Still, there is an even narrower and much more speculative approach to this inventory problem, which is focused on a shorter horizon than the complete cycle, attempts to fully capture returns even in segments of the market cycle that have already reached extreme valuations, and ridicules full-cycle investors who might, in hindsight, miss such opportunities. The typical problem with this approach is that speculators invariably wear out their welcome by holding inventory even after indications of growing investor risk-aversion have emerged. The eventual attempt of speculators to exit a narrow door simultaneuosly at rich valuations is chronicled in air-pockets, free-falls and crashes across a century of market history.
For our part, the best approach we’ve found to these problems of varying coarseness is to focus on a full-cycle investment discipline, but to overlay that with features that are at least moderately tolerant of the rare speculative bubble.

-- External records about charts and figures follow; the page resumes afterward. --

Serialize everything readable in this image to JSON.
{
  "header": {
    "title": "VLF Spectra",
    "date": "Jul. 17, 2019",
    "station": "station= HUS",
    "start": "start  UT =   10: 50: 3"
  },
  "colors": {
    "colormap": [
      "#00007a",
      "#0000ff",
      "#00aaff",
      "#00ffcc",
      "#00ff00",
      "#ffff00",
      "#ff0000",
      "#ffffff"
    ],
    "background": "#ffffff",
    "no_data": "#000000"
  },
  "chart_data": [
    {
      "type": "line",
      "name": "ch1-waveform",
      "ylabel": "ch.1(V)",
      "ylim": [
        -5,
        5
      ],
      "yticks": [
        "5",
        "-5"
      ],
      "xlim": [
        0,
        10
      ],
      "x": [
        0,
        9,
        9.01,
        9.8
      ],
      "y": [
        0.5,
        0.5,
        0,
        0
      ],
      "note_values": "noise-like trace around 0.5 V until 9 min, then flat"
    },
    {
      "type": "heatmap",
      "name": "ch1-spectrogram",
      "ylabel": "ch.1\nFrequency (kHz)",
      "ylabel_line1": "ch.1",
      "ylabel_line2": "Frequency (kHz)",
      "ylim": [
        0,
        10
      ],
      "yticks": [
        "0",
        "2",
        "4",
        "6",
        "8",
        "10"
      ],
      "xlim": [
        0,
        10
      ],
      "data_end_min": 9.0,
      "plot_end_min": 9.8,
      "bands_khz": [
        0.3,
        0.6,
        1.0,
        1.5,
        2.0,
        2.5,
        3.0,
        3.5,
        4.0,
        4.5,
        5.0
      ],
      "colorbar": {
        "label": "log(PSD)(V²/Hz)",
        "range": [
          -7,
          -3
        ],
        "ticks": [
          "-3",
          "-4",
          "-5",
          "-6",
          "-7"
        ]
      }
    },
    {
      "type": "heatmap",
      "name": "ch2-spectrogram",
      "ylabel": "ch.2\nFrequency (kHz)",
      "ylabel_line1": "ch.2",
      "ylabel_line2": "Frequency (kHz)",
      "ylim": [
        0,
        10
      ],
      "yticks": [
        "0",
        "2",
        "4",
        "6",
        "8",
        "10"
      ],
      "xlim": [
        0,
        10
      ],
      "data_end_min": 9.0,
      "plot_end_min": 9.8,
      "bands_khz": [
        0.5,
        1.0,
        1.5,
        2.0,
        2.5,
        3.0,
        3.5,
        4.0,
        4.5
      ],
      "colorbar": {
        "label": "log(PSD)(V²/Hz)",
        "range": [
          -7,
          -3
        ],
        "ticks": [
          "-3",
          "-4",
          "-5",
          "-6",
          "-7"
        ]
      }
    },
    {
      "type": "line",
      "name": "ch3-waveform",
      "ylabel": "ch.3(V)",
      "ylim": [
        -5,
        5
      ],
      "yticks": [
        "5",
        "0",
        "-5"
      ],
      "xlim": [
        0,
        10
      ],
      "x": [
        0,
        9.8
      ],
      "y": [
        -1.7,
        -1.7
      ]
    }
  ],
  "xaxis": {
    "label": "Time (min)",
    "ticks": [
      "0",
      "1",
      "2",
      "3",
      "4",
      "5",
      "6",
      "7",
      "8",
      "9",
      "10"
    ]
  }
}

We certainly believe that the long-term prospects for equities remain dismal at current valuations, but if there is one key lesson to draw from the challenges we’ve addressed in recent years, it’s that the near-term outcome of speculative, overvalued markets is conditional on investor preferences toward risk-seeking or risk-aversion, and those preferences can be largely inferred from observable market internals and credit spreads (see A Better Lesson than “This Time is Different”).
So we remain focused on the condition of market internals, credit spreads, and other measures of investor risk preferences, as an improvement on those measures could open the prospect of further speculation regardless of the level of valuations. Even in that event, a value-conscious, risk-managed, full-cycle discipline would not ignore the valuation extremes. Rather, a return to risk-seeking investor preferences might warrant an outlook along the lines of “constructive with a safety net.”
In any case, instead of speculating about whether or not Greece will obtain more favorable bailout terms, or whether global economic activity will reverse the recent evidence of deterioration, our primary focus remains on those measures of investor risk preferences.
Suffice it to say that current equity markets are no place for long-term investors, and that even a resumption of risk-seeking investor preferences would demand a considerable safety net. For now, we believe the best interpretation of recent market action is as a hopeful, low-volume short-squeeze to marginal new highs, despite early deterioration in market internals following a period of extreme overvalued, overbought, overbullish conditions. This pattern is much like we observed in September 2000 and October 2007. Still, we can’t rule out a more durable resumption in risk-seeking preferences, which we’ll infer from market internals and other factors, and we’ll take fresh evidence as it arrives in any event.